À moins de deux semaines du premier tour des élections municipales à Strasbourg, Irene Weiss a publié une vidéo choc sur les réseaux sociaux dans laquelle elle accuse publiquement Cem Yoldas de menaces passées et interpelle directement Jeanne Barseghian et Thierry Sother. C’est la première fois qu’elle rend publics ces faits, qu’elle affirme avoir vécus en 2022, et sa prise de parole intervient dans un contexte politique particulièrement sensible.
Son parcours politique local est long et structuré. Elle a été colistière de Jean-Philippe Vetter et de Alain Fontanel lors des municipales de 2020, élue en 2021 à la Région Grand Est sur la liste de Jean Rottner, candidate aux législatives de 2024 dans la 1re circonscription, et aujourd’hui colistière en 6e position sur la liste « Aimer Strasbourg ».
Une accusation directe et ciblée
Dans sa vidéo, Irene Weiss critique le « plein et entier soutien » que Jeanne Barseghian et Thierry Sother auraient apporté à Cem Yoldas après son retrait de la campagne municipale strasbourgeoise, retrait qu’il a justifié par des pressions de groupuscules d’extrême droite. Elle explique avoir été « profondément choquée » par ces soutiens et souligne l’importance de condamner toutes les violences politiques, qu’elles viennent de l’extrême droite ou de l’extrême gauche.

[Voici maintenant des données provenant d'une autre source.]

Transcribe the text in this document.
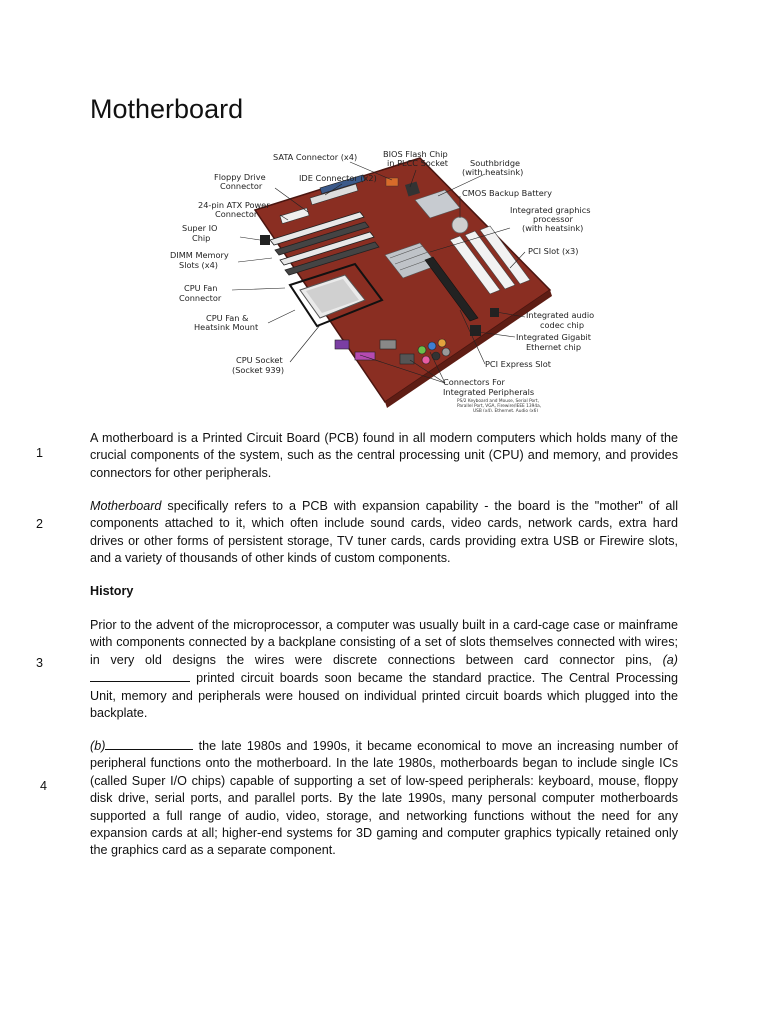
Motherboard
SATA Connector (x4)	BIOS Flash Chip
in PLCC Socket	Southbridge
(with heatsink)
Floppy Drive
Connector
IDE Connector (x2)
CMOS Backup Battery
24-pin ATX Power
Connector	Integrated graphics
processor
(with heatsink)
Super IO
Chip
PCI Slot (x3)
DIMM Memory
Slots (x4)
CPU Fan
Connector
Integrated audio
codec chip
CPU Fan &
Heatsink Mount
Integrated Gigabit
Ethernet chip
CPU Socket
(Socket 939)
PCI Express Slot
Connectors For
Integrated Peripherals
PS/2 Keyboard and Mouse, Serial Port,
Parallel Port, VGA, Firewire/IEEE 1394a,
USB (x4), Ethernet, Audio (x6)
1

A motherboard is a Printed Circuit Board (PCB) found in all modern computers which holds many of the crucial components of the system, such as the central processing unit (CPU) and memory, and provides connectors for other peripherals.

2

Motherboard specifically refers to a PCB with expansion capability - the board is the "mother" of all components attached to it, which often include sound cards, video cards, network cards, extra hard drives or other forms of persistent storage, TV tuner cards, cards providing extra USB or Firewire slots, and a variety of thousands of other kinds of custom components.

History

3

Prior to the advent of the microprocessor, a computer was usually built in a card-cage case or mainframe with components connected by a backplane consisting of a set of slots themselves connected with wires; in very old designs the wires were discrete connections between card connector pins, (a) printed circuit boards soon became the standard practice. The Central Processing Unit, memory and peripherals were housed on individual printed circuit boards which plugged into the backplate.

4

(b)	the late 1980s and 1990s, it became economical to move an increasing number of peripheral functions onto the motherboard. In the late 1980s, motherboards began to include single ICs (called Super I/O chips) capable of supporting a set of low-speed peripherals: keyboard, mouse, floppy disk drive, serial ports, and parallel ports. By the late 1990s, many personal computer motherboards supported a full range of audio, video, storage, and networking functions without the need for any expansion cards at all; higher-end systems for 3D gaming and computer graphics typically retained only the graphics card as a separate component.
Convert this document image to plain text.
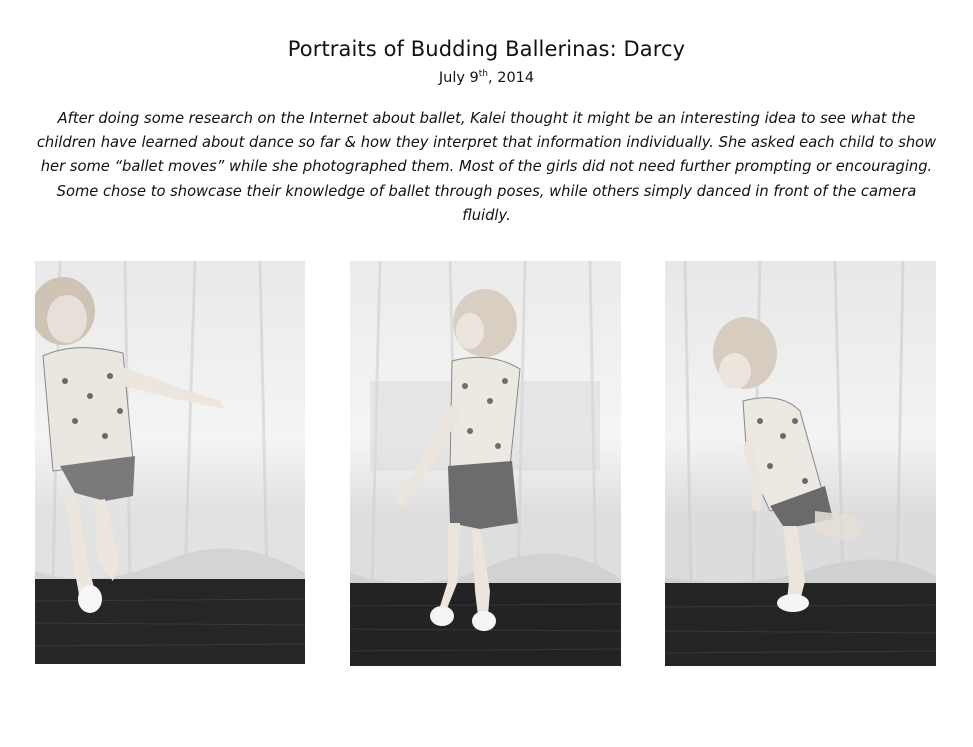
Portraits of Budding Ballerinas: Darcy

July 9th, 2014

After doing some research on the Internet about ballet, Kalei thought it might be an interesting idea to see what the children have learned about dance so far & how they interpret that information individually. She asked each child to show her some “ballet moves” while she photographed them. Most of the girls did not need further prompting or encouraging. Some chose to showcase their knowledge of ballet through poses, while others simply danced in front of the camera fluidly.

Elle dénonce ce qu’elle considère comme un « manque de cohérence » et interpelle les élus : « La violence politique, elle est inacceptable, les menaces sont inacceptables. Arrêtez de soutenir Cem Yoldas. »

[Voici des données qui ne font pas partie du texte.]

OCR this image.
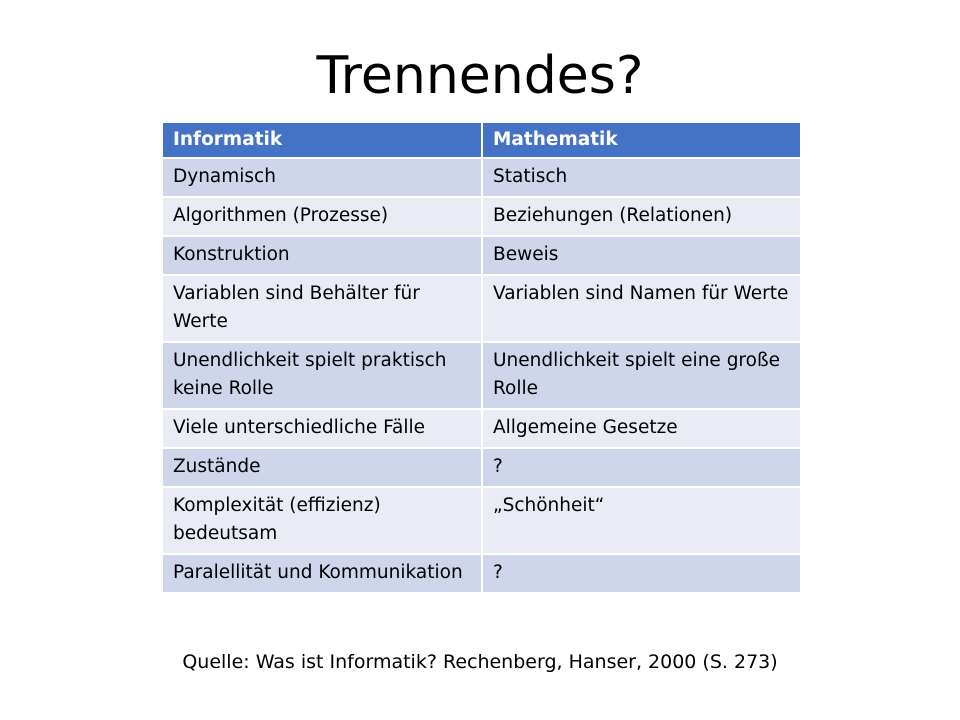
Trennendes?
Informatik	Mathematik
Dynamisch	Statisch
Algorithmen (Prozesse)	Beziehungen (Relationen)
Konstruktion	Beweis
Variablen sind Behälter für Werte	Variablen sind Namen für Werte
Unendlichkeit spielt praktisch keine Rolle	Unendlichkeit spielt eine große Rolle
Viele unterschiedliche Fälle	Allgemeine Gesetze
Zustände	?
Komplexität (effizienz) bedeutsam	„Schönheit“
Paralellität und Kommunikation	?
Quelle: Was ist Informatik? Rechenberg, Hanser, 2000 (S. 273)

Des faits graves en 2022 à Strasbourg
Au cœur de son témoignage se trouve un épisode qu’elle décrit comme particulièrement inquiétant. Le 7 octobre 2022, alors qu’elle organisait une soirée politique en tant que responsable des Jeunes Républicains du Bas-Rhin, trois hommes, dont deux cagoulés, se seraient approchés d’elle et Cem Yoldas lui aurait déclaré : « On t’attend dehors pour te fracasser », ajoutant qu’il l’attendrait à son adresse personnelle si elle ne sortait pas.
Suite à ces faits, Irene Weiss indique avoir porté plainte. La procédure judiciaire s’est conclue par un non-lieu, sans condamnation. Par crainte pour sa sécurité, elle a déménagé et n’avait jusqu’ici jamais évoqué publiquement cette affaire, estimant que « cela s’arrêterait là ». Aujourd’hui, c’est le contexte politique et le soutien affiché récemment à Cem Yoldas qui l’ont poussée à sortir du silence.

Pourquoi viser uniquement Barseghian et Sother ?
Si sa vidéo cible exclusivement Jeanne Barseghian et Thierry Sother, Irene Weiss n’évoque pas d’autres soutiens à Cem Yoldas à Strasbourg, tels que les communistes locaux ou Florian Kobryn (LFI) et Fahad Raja Muhammad (MPI). Cette absence soulève des questions : pourquoi concentrer son message sur les élus PS et EELV alors que d’autres figures politiques ont également affiché leur soutien ? Est-ce une volonté de mettre en lumière certains soutiens seulement, ou un choix stratégique ?
Cette focalisation donne à sa déclaration un ton particulièrement politique, tout en laissant en suspens la raison de l’exclusion des autres soutiens.

Une affaire locale qui résonne au niveau national
Au-delà de Strasbourg, Cem Yoldas et le mouvement de la Jeune Garde ont cristallisé le débat ces derniers jours au niveau national. Les discussions autour des violences politiques, de leur qualification et de leur condamnation traversent désormais l’ensemble du débat public français.
À Strasbourg, cette affaire s’invite pleinement dans la campagne municipale, mêlant témoignage personnel, non-lieu judiciaire et calcul politique. Le fait que la prise de parole intervienne à moins de deux semaines du premier tour accentue son impact et interroge sur le lien entre le moment choisi pour cette vidéo et l’actualité électorale.